|
|
|
|
|
by cynicalkane
3635 days ago
|
|
Sometimes you just need to allocate, whether due to necessity or expediency. If you make sure that "almost all" allocations are short-lived, GC is very fast. Allocation is bumping a pointer and cleanup is O(number of new, live objects). It's considerably faster than malloc/free for general-case allocation. |
|
Also don't forget that when GC runs it trashes your d/i-caches; temporaries/garbage allocs reduce your d-cache efficacy; GC must suspend and resume the java threads, which is trips to the kernel scheduler; there are some pathologies with Java threads reaching/detecting safepoints.
GC store barriers (aka card marking) don't have anything to do with thread contention (apart from one thing, which I'll note later). This is a commonly used technique to record old->young gen references, and serves as a way to reduce the set of roots when doing young GC only (i.e. you don't need to scan the entire heap). So this isn't about thread contention, per say -- with the exception that you can get false sharing due to an implementation detail, such as in Oracle's Hotspot.
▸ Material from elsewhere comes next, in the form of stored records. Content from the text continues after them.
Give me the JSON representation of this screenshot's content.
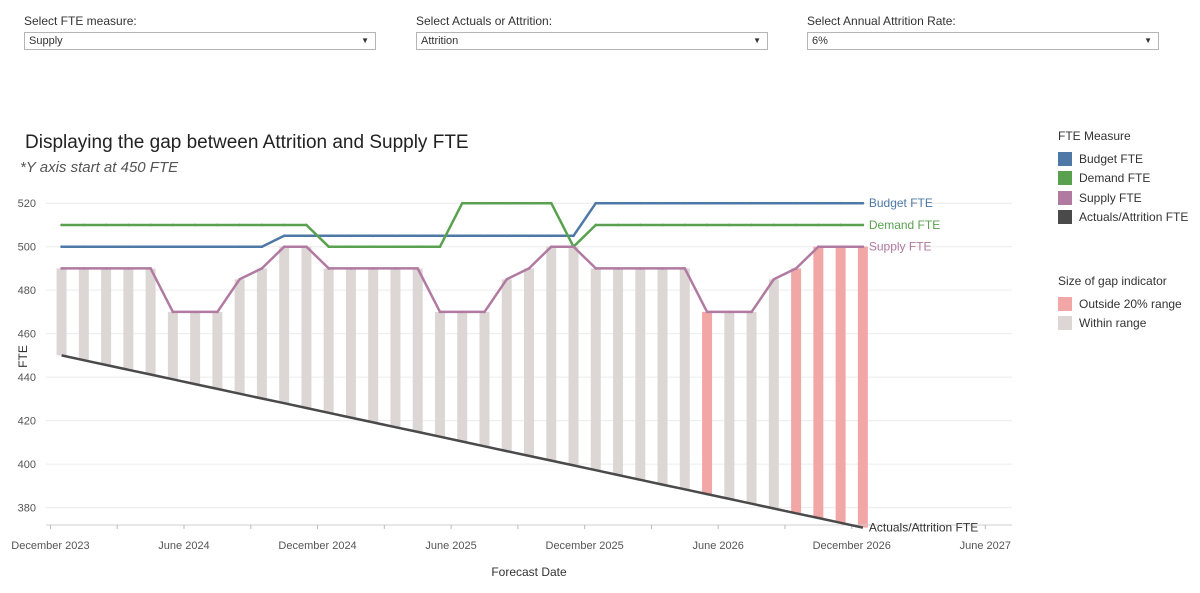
{
  "filters": [
    {
      "label": "Select FTE measure:",
      "value": "Supply"
    },
    {
      "label": "Select Actuals or Attrition:",
      "value": "Attrition"
    },
    {
      "label": "Select Annual Attrition Rate:",
      "value": "6%"
    }
  ],
  "legend_measure": {
    "title": "FTE Measure",
    "items": [
      {
        "label": "Budget FTE",
        "color": "#4e79a7"
      },
      {
        "label": "Demand FTE",
        "color": "#59a14f"
      },
      {
        "label": "Supply FTE",
        "color": "#b07aa1"
      },
      {
        "label": "Actuals/Attrition FTE",
        "color": "#4a4a4a"
      }
    ]
  },
  "legend_gap": {
    "title": "Size of gap indicator",
    "items": [
      {
        "label": "Outside 20% range",
        "color": "#f2a7a7"
      },
      {
        "label": "Within range",
        "color": "#dcd7d4"
      }
    ]
  },
  "chart_data": {
    "type": "line",
    "title": "Displaying the gap between Attrition and Supply FTE",
    "subtitle": "*Y axis start at 450 FTE",
    "xlabel": "Forecast Date",
    "ylabel": "FTE",
    "ylim": [
      372,
      527
    ],
    "y_ticks": [
      380,
      400,
      420,
      440,
      460,
      480,
      500,
      520
    ],
    "x_ticks": [
      "December 2023",
      "June 2024",
      "December 2024",
      "June 2025",
      "December 2025",
      "June 2026",
      "December 2026",
      "June 2027"
    ],
    "x_range_months": [
      -0.7,
      42.7
    ],
    "start_month": "January 2024",
    "series": [
      {
        "name": "Budget FTE",
        "color": "#4e79a7",
        "values": [
          500,
          500,
          500,
          500,
          500,
          500,
          500,
          500,
          500,
          500,
          505,
          505,
          505,
          505,
          505,
          505,
          505,
          505,
          505,
          505,
          505,
          505,
          505,
          505,
          520,
          520,
          520,
          520,
          520,
          520,
          520,
          520,
          520,
          520,
          520,
          520,
          520
        ]
      },
      {
        "name": "Demand FTE",
        "color": "#59a14f",
        "values": [
          510,
          510,
          510,
          510,
          510,
          510,
          510,
          510,
          510,
          510,
          510,
          510,
          500,
          500,
          500,
          500,
          500,
          500,
          520,
          520,
          520,
          520,
          520,
          500,
          510,
          510,
          510,
          510,
          510,
          510,
          510,
          510,
          510,
          510,
          510,
          510,
          510
        ]
      },
      {
        "name": "Supply FTE",
        "color": "#b07aa1",
        "values": [
          490,
          490,
          490,
          490,
          490,
          470,
          470,
          470,
          485,
          490,
          500,
          500,
          490,
          490,
          490,
          490,
          490,
          470,
          470,
          470,
          485,
          490,
          500,
          500,
          490,
          490,
          490,
          490,
          490,
          470,
          470,
          470,
          485,
          490,
          500,
          500,
          500
        ]
      },
      {
        "name": "Actuals/Attrition FTE",
        "color": "#4a4a4a",
        "values": [
          450,
          447.8,
          445.6,
          443.4,
          441.2,
          439,
          436.8,
          434.6,
          432.4,
          430.2,
          428,
          425.8,
          423.6,
          421.4,
          419.2,
          417,
          414.8,
          412.6,
          410.4,
          408.2,
          406,
          403.8,
          401.6,
          399.4,
          397.2,
          395,
          392.8,
          390.6,
          388.4,
          386.2,
          384,
          381.8,
          379.6,
          377.4,
          375.2,
          373,
          370.8
        ]
      }
    ],
    "gap_bars": {
      "outside_range_months": [
        29,
        33,
        34,
        35,
        36
      ]
    }
  }
}
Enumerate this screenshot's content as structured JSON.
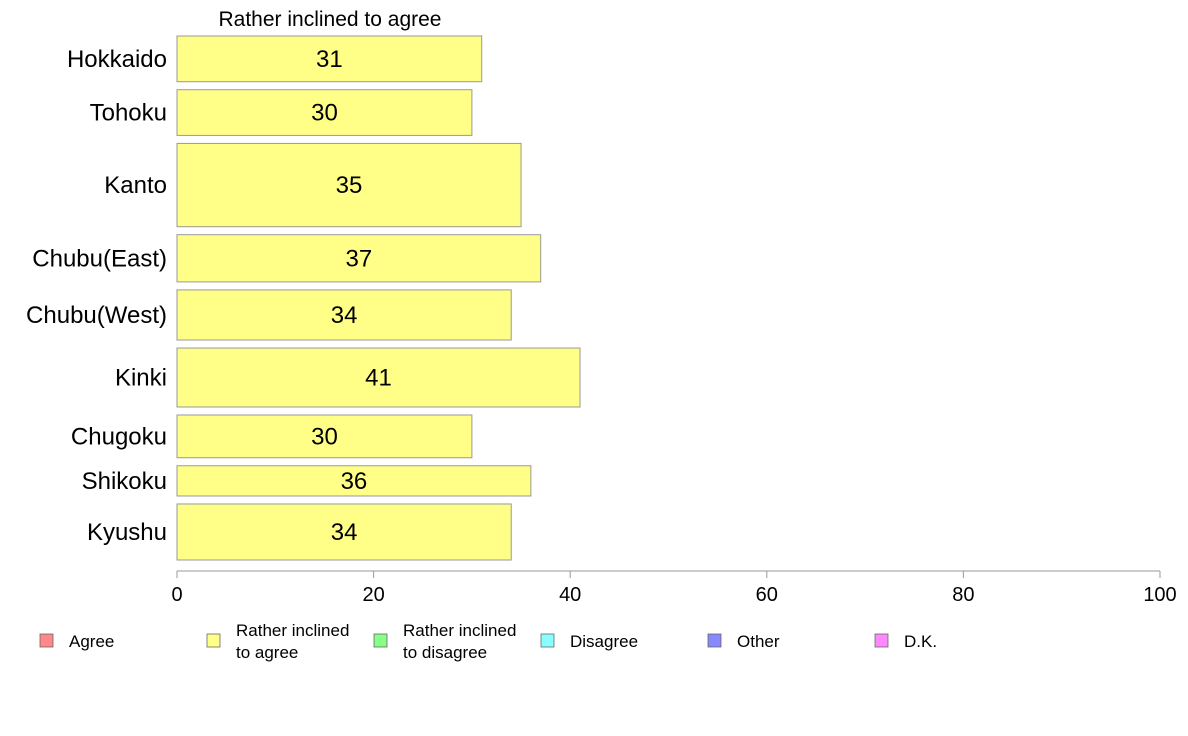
{
  "chart_data": {
    "type": "bar",
    "orientation": "horizontal",
    "series_title": "Rather inclined to agree",
    "categories": [
      "Hokkaido",
      "Tohoku",
      "Kanto",
      "Chubu(East)",
      "Chubu(West)",
      "Kinki",
      "Chugoku",
      "Shikoku",
      "Kyushu"
    ],
    "relative_bar_widths": [
      0.62,
      0.62,
      1.13,
      0.64,
      0.68,
      0.8,
      0.58,
      0.41,
      0.76
    ],
    "values": [
      31,
      30,
      35,
      37,
      34,
      41,
      30,
      36,
      34
    ],
    "data_labels": [
      "31",
      "30",
      "35",
      "37",
      "34",
      "41",
      "30",
      "36",
      "34"
    ],
    "bar_color": "#ffff88",
    "bar_stroke": "#999999",
    "xlim": [
      0,
      100
    ],
    "xticks": [
      "0",
      "20",
      "40",
      "60",
      "80",
      "100"
    ],
    "xlabel": "",
    "ylabel": "",
    "grid": false,
    "legend_position": "bottom",
    "legend": [
      {
        "lines": [
          "Agree"
        ],
        "color": "#ff8888"
      },
      {
        "lines": [
          "Rather inclined",
          "to agree"
        ],
        "color": "#ffff88"
      },
      {
        "lines": [
          "Rather inclined",
          "to disagree"
        ],
        "color": "#88ff88"
      },
      {
        "lines": [
          "Disagree"
        ],
        "color": "#88ffff"
      },
      {
        "lines": [
          "Other"
        ],
        "color": "#8888ff"
      },
      {
        "lines": [
          "D.K."
        ],
        "color": "#ff88ff"
      }
    ]
  }
}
The card table is an array of bytes. Each heap object's address can be mapped into a byte in this array. Whenever a reference is assigned, Hotspot needs to mark the byte covering the referrer as dirty. The false sharing comes about when different threads end up executing stores where the objects requiring a mark end up mapping to bytes that are on the same cacheline - fairly nasty if you hit this problem as it's completely opaque. So Hotspot has a XX:+UseCondCardMark flag that tries to neutralize this by first checking if the card is already dirty, and if so, skips the mark; as you can imagine, this inserts an extra compare and branch into the existing card marking code - no free lunch.